You know, scratch that. I've known for a long time he's an alcoholic, and I just never wanted to admit it.

Well, last night I got to see Bill in all his drunken glory and it was at the same time the most infuriating and the most heart breaking thing I've ever seen. I can't justify ever going out drinking with him again because that just supports his behavior.

The thing I can't do for him is just sit by and watch him kill himself. I've got to turn my back on him because it's the only way I can think of to try and convince him that he has a problem and that he needs to get help.

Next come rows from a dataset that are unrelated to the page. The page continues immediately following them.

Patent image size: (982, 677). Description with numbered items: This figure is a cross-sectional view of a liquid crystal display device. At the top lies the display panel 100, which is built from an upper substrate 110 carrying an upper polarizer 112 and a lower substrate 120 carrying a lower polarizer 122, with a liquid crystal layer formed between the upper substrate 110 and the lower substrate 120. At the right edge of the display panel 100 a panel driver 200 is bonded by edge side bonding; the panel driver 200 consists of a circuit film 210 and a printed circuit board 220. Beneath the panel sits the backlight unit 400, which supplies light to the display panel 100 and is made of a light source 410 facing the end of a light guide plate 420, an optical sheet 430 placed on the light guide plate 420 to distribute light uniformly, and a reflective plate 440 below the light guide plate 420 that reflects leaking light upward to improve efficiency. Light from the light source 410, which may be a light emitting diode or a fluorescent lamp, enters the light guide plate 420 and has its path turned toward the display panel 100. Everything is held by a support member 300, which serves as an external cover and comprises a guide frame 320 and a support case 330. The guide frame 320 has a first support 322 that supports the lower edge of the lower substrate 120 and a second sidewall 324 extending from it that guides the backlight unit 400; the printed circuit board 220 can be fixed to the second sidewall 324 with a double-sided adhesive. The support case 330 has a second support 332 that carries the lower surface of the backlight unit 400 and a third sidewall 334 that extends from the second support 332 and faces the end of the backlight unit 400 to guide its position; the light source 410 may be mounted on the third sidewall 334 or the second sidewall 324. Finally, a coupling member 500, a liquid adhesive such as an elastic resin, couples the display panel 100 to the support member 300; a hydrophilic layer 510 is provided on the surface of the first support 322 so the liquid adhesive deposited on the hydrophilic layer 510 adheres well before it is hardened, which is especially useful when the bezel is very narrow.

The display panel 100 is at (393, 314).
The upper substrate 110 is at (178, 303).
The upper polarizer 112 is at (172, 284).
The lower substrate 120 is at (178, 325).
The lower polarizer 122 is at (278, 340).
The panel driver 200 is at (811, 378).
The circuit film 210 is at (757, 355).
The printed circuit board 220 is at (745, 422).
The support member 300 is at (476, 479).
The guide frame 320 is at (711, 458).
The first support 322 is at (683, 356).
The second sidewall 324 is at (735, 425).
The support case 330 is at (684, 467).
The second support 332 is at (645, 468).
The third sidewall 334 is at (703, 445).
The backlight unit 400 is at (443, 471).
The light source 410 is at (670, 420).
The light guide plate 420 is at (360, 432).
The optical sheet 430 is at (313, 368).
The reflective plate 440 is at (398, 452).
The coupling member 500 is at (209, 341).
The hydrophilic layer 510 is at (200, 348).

When we were kids, I idolized him. I was the shy, quiet nerd. I never talked to anyone. People didn't even know I existed in high school. Billy was the outgoing one. The funny one. The guy that got along with everyone, no matter what clique they were in. Even me. The fact that he was my friend meant so much to me, and so much of who I am now I owe to him.

He and Aardvark called me tonight to go meet them at a bar. Aardvark never helps the situation. He's almost as bad a drunk as Bill. They'd clearly been drinking for a few hours already. I told them I was going to take a pass. I feel like such a traitor. I mean, they're my friends. Whatever their faults, I love each of them. I'm an only child. These guys are the closest thing I'll ever have to brothers and the thought that I've got to cut them out of my life breaks my heart but I don't know what else to do.

"We are two brothers forever through the dark and light. We had our fights against ourselves, against eachother. There's nothing left to do but to kiss that life good-bye. Good-bye."

How do you say good-bye to someone you thought would be in your life forever?